The present microarray study showed that 242 transcripts were altered in the hippocampus from cocaine abusers compared to control subjects. Increased gene expression in the hippocampus predominated in the cocaine abusers, consistent with an acute state of activation and recent “crack” cocaine use. In keeping with this observation, transcriptional profiling in the human prefrontal cortex provided evidence for two activational states, one that was associated with recency of cocaine abuse [19]. While it is not possible to assign a precise time course for cocaine-induced transcriptional regulation from postmortem studies, surges or peaks in transcriptional activity might occur during states of cocaine craving or euphoria reported by cocaine abusers [20], [21]. The limited number of genes upregulated in the hippocampus of human cocaine abusers suggests that gene induction may be a favored process for long-term neuronal adaptations. The persistent effects of cocaine abuse on brain structure and function likely underlie the inability of most cocaine addicts to remain abstinent. In fact, part of the difficulty in preventing relapse is the intense memory of the drug “high”. Evidence from both animal and human studies of cocaine addiction implicate memory-associated brain regions and processes [21]. Transcriptional responses to reinforcing effects of cocaine in the rat hippocampus demonstrate a similar number albeit different gene profile in cocaine conditioning [22]. The results shown here identify novel gene targets for hippocampal synaptic plasticity in the human that are dysregulated by cocaine exposure.
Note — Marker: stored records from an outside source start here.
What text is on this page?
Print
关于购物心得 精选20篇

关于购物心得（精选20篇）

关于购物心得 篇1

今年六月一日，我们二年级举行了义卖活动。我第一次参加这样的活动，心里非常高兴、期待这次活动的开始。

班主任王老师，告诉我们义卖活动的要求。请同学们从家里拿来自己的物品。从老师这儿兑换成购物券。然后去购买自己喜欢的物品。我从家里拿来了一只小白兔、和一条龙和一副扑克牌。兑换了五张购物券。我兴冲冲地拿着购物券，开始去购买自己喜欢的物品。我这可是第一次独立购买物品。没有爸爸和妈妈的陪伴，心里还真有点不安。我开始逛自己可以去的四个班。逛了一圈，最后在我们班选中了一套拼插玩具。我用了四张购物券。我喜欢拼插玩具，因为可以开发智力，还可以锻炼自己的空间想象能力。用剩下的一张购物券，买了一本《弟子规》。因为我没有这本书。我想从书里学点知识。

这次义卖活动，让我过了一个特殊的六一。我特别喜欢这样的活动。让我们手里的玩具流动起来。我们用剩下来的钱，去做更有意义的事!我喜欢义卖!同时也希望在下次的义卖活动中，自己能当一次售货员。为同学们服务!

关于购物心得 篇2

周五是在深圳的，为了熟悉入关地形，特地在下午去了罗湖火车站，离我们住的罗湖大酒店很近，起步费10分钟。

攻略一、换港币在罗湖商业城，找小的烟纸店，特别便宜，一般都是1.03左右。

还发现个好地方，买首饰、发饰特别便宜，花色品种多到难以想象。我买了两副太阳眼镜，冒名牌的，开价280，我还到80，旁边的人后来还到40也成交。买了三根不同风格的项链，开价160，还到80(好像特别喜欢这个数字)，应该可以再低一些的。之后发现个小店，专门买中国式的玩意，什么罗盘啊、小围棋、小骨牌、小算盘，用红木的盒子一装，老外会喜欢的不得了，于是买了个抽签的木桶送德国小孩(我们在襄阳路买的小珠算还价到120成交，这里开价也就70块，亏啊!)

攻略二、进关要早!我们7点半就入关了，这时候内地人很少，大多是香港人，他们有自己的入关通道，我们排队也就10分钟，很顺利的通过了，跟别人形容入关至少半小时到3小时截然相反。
Matrix metalloproteinases (MMPs) are a large family of extracellularly acting endopeptidases, the canonical substrates of which are proteins of the extracellular matrix and adhesion proteins [23]. In the brain, MMPs and their natural inhibitors (TIMPs and RECK) are critical regulators of the structural and functional remodeling of cellular architecture in the context of pathophysiology [24]. However, functional and structural synaptic remodeling through the MMP pathway is not limited to injury, but is also a component of normal physiology, including the formation of new networks that subserve learning and memory [25]. We observed a significant cluster of gene transcripts associated with synaptic structure and function, including cell-surface adhesion proteins as well as proteins of the extracellular matrix with which they interact. An unexpected finding was the upregulation of RECK in the human hippocampus together with other receptors and proteins which transduce cell-matrix interactions.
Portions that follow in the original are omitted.